Don't start picking schools until you actually get your MCAT score back. I scored 6 points higher on the real exam than on my last practice test. I averaged on practice exams where you are now and did much better. Some students do much worse.

I just can't justify applying to my "dream" schools. This process is going to set us all back a good chunk of money, and I don't know about throwing away an extra couple hundred for a few more rejections.

I agree with the posters above. My application was similar to yours yet I felt the same way you do here. I applied to mostly the wrong schools for me, though it worked out since I got into my top choice anyways (a top tier school). I definately now feel like I aimed too low and just seeing some of these other schools would have been more useful than some of the middle of nowhere places I applied.
 
Don't start picking schools until you actually get your MCAT score back. I scored 6 points higher on the real exam than on my last practice test. I averaged on practice exams where you are now and did much better. Some students do much worse.

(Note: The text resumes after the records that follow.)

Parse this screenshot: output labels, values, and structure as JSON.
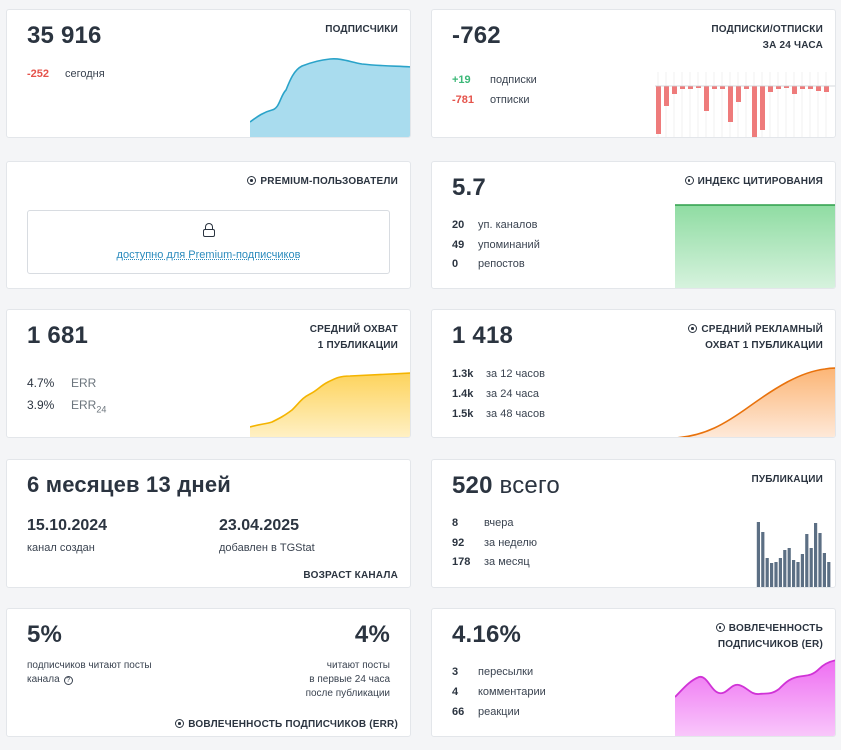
{
  "subscribers": {
    "value": "35 916",
    "title": "ПОДПИСЧИКИ",
    "today_delta": "-252",
    "today_label": "сегодня"
  },
  "subs_unsubs": {
    "value": "-762",
    "title_line1": "ПОДПИСКИ/ОТПИСКИ",
    "title_line2": "ЗА 24 ЧАСА",
    "subs_count": "+19",
    "subs_label": "подписки",
    "unsubs_count": "-781",
    "unsubs_label": "отписки"
  },
  "premium": {
    "title": "PREMIUM-ПОЛЬЗОВАТЕЛИ",
    "link": "доступно для Premium-подписчиков"
  },
  "citation": {
    "value": "5.7",
    "title": "ИНДЕКС ЦИТИРОВАНИЯ",
    "rows": [
      {
        "num": "20",
        "label": "уп. каналов"
      },
      {
        "num": "49",
        "label": "упоминаний"
      },
      {
        "num": "0",
        "label": "репостов"
      }
    ]
  },
  "reach": {
    "value": "1 681",
    "title_line1": "СРЕДНИЙ ОХВАТ",
    "title_line2": "1 ПУБЛИКАЦИИ",
    "err_value": "4.7%",
    "err_label": "ERR",
    "err24_value": "3.9%",
    "err24_label": "ERR",
    "err24_sub": "24"
  },
  "ad_reach": {
    "value": "1 418",
    "title_line1": "СРЕДНИЙ РЕКЛАМНЫЙ",
    "title_line2": "ОХВАТ 1 ПУБЛИКАЦИИ",
    "rows": [
      {
        "num": "1.3k",
        "label": "за 12 часов"
      },
      {
        "num": "1.4k",
        "label": "за 24 часа"
      },
      {
        "num": "1.5k",
        "label": "за 48 часов"
      }
    ]
  },
  "age": {
    "value": "6 месяцев 13 дней",
    "created_date": "15.10.2024",
    "created_label": "канал создан",
    "added_date": "23.04.2025",
    "added_label": "добавлен в TGStat",
    "title": "ВОЗРАСТ КАНАЛА"
  },
  "publications": {
    "value_num": "520",
    "value_label": "всего",
    "title": "ПУБЛИКАЦИИ",
    "rows": [
      {
        "num": "8",
        "label": "вчера"
      },
      {
        "num": "92",
        "label": "за неделю"
      },
      {
        "num": "178",
        "label": "за месяц"
      }
    ]
  },
  "err_block": {
    "left_value": "5%",
    "left_text_line1": "подписчиков читают посты",
    "left_text_line2": "канала",
    "right_value": "4%",
    "right_text_line1": "читают посты",
    "right_text_line2": "в первые 24 часа",
    "right_text_line3": "после публикации",
    "title": "ВОВЛЕЧЕННОСТЬ ПОДПИСЧИКОВ (ERR)"
  },
  "er_block": {
    "value": "4.16%",
    "title_line1": "ВОВЛЕЧЕННОСТЬ",
    "title_line2": "ПОДПИСЧИКОВ (ER)",
    "rows": [
      {
        "num": "3",
        "label": "пересылки"
      },
      {
        "num": "4",
        "label": "комментарии"
      },
      {
        "num": "66",
        "label": "реакции"
      }
    ]
  },
  "colors": {
    "red": "#e5534b",
    "green": "#3cb878",
    "blue_fill": "#9fd8ec",
    "blue_line": "#2aa3c9",
    "green_fill": "#a6e4b6",
    "green_line": "#2e9e4a",
    "yellow_fill": "#fde08a",
    "yellow_line": "#f4b400",
    "orange_fill": "#fdc794",
    "orange_line": "#e8720c",
    "bar_blue": "#5c6f84",
    "pink_fill": "#f27ef5",
    "pink_line": "#d033d6"
  }
}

I improved 2 points from my highest practice, and some of my friends even 3-4. So if you are now around 32-33, then you can shoot for a 35, which is pretty solid. I agree on waiting until you get your MCAT before making any decisions.
 
My kinda un-scientific suggestion is, if you manage to score >= 34, there's nowhere you shouldn't apply. MCAT seems to matter a bit less in this process than straight MD.
 
I'm pretty sure you have more research experience than the average MSTPer. It's important that you had independent projects. Make sure your advisor points this out on the recs and you emphasize it as well.
 
My kinda un-scientific suggestion is, if you manage to score >= 34, there's nowhere you shouldn't apply. MCAT seems to matter a bit less in this process than straight MD.

That's the impression I get too. It seems that once you're in the mid-30's, nobody really cares what you got on the MCAT.